Final Results of Review

    We determine that the following dumping margins exist for the 
period April 1, 1993, through March 31, 1994:

------------------------------------------------------------------------
                                                                 Margin 
                    Manufacturer/exporter                      (percent)
------------------------------------------------------------------------
Rancho el Aguaje.............................................      0.00 
Rancho Guacatay..............................................      0.00 
Rancho el Toro...............................................      0.00 
Rancho del Pacifico..........................................      0.00 
Rancho Daisy.................................................     *0.00 
Visaflor.....................................................     *0.00 
Tzitzic Tareta...............................................     39.95 
Rancho Mision el Descanso....................................     39.95 
Rancho Alisitos..............................................     39.95 
Las Flores de Mexico.........................................     39.95 
Mexipel, S.A. de CV..........................................     39.95 
All others...................................................    18.20  
------------------------------------------------------------------------
*No shipments subject to this review. Rate is from the last relevant    
  segment of the proceeding in which the firm had shipments.            

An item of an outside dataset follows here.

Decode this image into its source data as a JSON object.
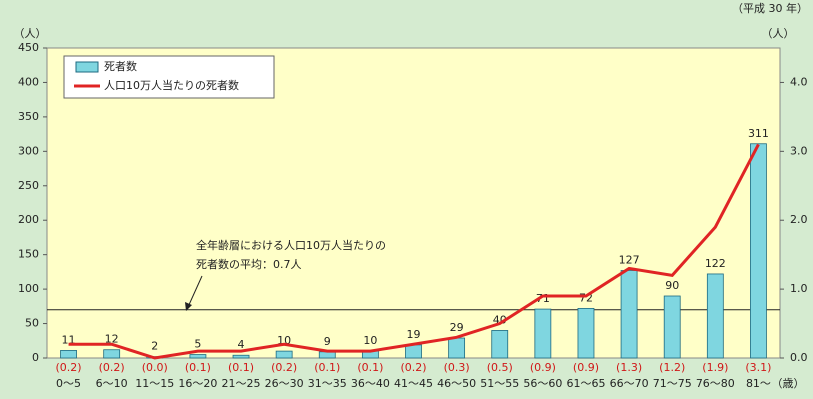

    The following deposit requirements shall be effective for all 
shipments of the subject merchandise that are entered or withdrawn from 
warehouse, for consumption on or after the publication date of these 
final results, as provided by section 751(a)(1) of the Act: (1) the 
cash deposit rates for the reviewed companies shall be the above rates; 
(2) for previously reviewed or investigated companies not listed above, 
the cash deposit rate will continue to be the company-specific rate 
published for the most recent period; (3) if the exporter is not a firm 
covered in this review, a prior review, or the original less-than-fair-
value (LTFV) investigation, but the manufacturer is, the cash deposit 
rate shall be the rate established for the most recent period for the 
manufacturer of the merchandise; and (4) if neither the exporter nor 
the manufacturer is a firm covered in this or any previous review, the 
cash deposit rate will be 18.28 percent, the all others rate 
established in the LTFV investigation. These deposit requirements shall 
remain in effect until publication of the final results of the next 
administrative review.
    This notice serves as a final reminder to importers of their 
responsibility under 19 CFR 353.26 to file a certificate regarding the 
reimbursement of antidumping duties prior to liquidation of the 
relevant entries during this review period. Failure to comply with this 
requirement could result in the Secretary's presumption that 
reimbursement of antidumping duties occurred and the subsequent 
assessment of double antidumping duties.
    This notice also serves as a reminder to parties subject to 
administrative protective order (APO) of their responsibility 
concerning the disposition of proprietary information disclosed under 
APO in accordance with 19 CFR 353.34(d) or 355.34(d). Timely written 
notification of return/destruction of APO materials or conversion to 
judicial protective order is hereby requested. Failure to comply with 
the regulations and the terms of an APO is a sanctionable violation.
    This administrative review and notice are in accordance with 
section 751(a)(1) of the Act (19 U.S.C. 1675(a)(1)) and section 353.22 
of the Department's regulations.

    Dated: July 29, 1996.
Robert S. LaRussa,
Acting Assistant Secretary for Import Administration.